Wenn wir nicht umstellen, müssen wir am Ende auf viel mehr verzichten. Verzicht und Verlust werden wir erleben, wenn wir keinen Klima- und Umweltschutz betreiben. Und nein, wenn alle nur individuell etwas tun, wird das nicht reichen. Das ist es auch, was wir aus der Prävention in anderen Bereichen schon seit Jahrzehnten wissen. Verhaltensprävention ist begrenzt, wir müssen an die Verhältnisse. Hier kommt der Handabdruck ins Spiel: Wir bewirken noch mehr, wenn wir nicht nur unsere eigene Ernährungsweise ändern, sondern uns zum Beispiel dafür einsetzen, dass die Kantine pflanzenbasierte Ernährung anbietet. Es schließt nicht einmal aus, dass es dort nicht auch mal Fleisch gibt. Nur sollte die gesündere Wahl die naheliegende sein.

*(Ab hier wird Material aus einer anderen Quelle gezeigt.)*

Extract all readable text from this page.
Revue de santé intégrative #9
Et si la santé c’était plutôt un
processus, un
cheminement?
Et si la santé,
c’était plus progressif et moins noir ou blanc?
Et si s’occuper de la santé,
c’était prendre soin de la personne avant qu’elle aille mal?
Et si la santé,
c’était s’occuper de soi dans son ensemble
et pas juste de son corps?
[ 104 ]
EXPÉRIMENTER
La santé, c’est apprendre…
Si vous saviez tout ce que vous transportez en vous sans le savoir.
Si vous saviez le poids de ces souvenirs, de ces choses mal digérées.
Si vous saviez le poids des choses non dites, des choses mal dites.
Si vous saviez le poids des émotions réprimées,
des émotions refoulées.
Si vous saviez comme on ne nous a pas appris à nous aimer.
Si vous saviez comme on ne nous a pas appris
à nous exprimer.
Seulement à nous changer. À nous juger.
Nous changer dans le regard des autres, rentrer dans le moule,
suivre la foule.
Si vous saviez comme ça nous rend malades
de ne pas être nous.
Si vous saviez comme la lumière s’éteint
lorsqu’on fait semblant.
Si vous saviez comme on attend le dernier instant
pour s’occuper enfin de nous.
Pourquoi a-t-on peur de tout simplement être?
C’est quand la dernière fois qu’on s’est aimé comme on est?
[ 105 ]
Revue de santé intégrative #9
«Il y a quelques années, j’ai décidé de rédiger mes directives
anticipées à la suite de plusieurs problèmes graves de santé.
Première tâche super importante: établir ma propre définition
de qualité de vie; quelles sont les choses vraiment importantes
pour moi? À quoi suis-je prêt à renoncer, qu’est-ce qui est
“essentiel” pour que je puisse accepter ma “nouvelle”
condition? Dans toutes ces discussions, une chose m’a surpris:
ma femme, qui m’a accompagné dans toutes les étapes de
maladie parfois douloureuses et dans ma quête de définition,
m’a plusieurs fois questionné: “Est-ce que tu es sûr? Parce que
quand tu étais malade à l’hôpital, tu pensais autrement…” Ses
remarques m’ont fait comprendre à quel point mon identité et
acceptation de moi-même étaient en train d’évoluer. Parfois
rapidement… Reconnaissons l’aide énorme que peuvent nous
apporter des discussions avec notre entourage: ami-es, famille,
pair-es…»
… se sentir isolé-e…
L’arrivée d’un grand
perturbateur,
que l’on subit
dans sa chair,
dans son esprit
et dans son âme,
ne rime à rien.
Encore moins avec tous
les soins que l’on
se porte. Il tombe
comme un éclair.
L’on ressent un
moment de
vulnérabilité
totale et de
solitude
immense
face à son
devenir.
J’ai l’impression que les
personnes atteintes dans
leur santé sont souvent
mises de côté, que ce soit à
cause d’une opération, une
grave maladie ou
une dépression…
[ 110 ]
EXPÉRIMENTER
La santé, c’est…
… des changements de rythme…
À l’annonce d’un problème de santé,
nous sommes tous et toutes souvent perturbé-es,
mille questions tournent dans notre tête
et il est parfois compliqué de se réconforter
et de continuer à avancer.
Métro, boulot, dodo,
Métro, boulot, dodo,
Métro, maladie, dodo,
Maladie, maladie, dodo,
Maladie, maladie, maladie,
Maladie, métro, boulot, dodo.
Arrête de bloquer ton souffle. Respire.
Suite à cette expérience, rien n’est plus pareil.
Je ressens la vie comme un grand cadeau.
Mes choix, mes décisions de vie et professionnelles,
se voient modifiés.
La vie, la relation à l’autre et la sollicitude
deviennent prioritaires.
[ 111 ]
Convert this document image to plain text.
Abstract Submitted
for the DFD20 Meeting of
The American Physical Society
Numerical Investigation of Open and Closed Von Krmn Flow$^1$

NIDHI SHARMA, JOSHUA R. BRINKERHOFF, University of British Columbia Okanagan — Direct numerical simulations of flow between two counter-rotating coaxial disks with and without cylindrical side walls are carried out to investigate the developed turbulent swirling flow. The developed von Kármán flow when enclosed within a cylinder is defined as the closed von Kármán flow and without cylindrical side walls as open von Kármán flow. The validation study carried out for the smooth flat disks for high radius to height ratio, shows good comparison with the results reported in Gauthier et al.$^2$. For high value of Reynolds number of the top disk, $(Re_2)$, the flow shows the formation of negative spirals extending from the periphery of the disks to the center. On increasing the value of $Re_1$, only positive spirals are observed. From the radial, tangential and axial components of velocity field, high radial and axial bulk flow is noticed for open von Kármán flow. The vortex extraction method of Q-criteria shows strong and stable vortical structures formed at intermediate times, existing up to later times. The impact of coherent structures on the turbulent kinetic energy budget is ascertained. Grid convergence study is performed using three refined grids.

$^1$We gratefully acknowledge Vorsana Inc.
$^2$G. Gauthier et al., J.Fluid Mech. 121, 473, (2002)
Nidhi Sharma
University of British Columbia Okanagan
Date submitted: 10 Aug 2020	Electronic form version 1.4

Anders als der Fußabdruck, den es klein zu halten gilt, soll der Handabdruck wachsen. Was sind weitere Maßnahmen?
Die gute Nachricht ist: Wir können alle unseren Handabdruck vergrößern, in jeder Rolle, auf jeder Ebene, die wir haben, ob als Eltern, Vereinsmitglieder, Angestellte oder in Leitungspositionen – man setzt sich für gesellschaftlichen Wandel ein. Zum Beispiel kann ich mich für einen lokalen Radentscheid einsetzen, ihn sogar initiieren. Ich kann wählen gehen, Petitionen mittragen. Ich kann mit Vorgesetzten sprechen und mich beispielsweise für eine Dusche im Unternehmen einsetzen, um mich dort nach der Fahrt zur Arbeit mit dem Fahrrad frisch machen zu können. Mit allem was an die Strukturen rangeht und Veränderungen nicht nur für mich mit sich bringt, sondern für alle anderen auch, vergrößert sich der Hebel vom Individuum zum Allgemeineren – und auch meine Selbstwirksamkeit. Wir haben die Strukturen als Menschheit geschaffen, wir können sie auch ändern. Wichtig ist, dass das Engagement auch Freude bringt. Das kann alleine funktionieren, den meisten Menschen bringt es mehr Freude, sich dafür mit anderen zusammenzuschließen.
Die Formel ist also 'Fußabdruck plus Handabdruck in Kombination' sorgt für Gesunde Menschen auf einem gesunden Planeten?
Gemeinsam aktiv werden in allen Bereichen, auf allen Ebenen. An Gesundheit, Sicherheit und echter Freiheit dazu gewinnen, statt Zwängen der Ressourcenverknappung unterworfen zu sein. Fragen Sie sich, was kann ich beitragen? Und machen Sie mit, es macht Spaß!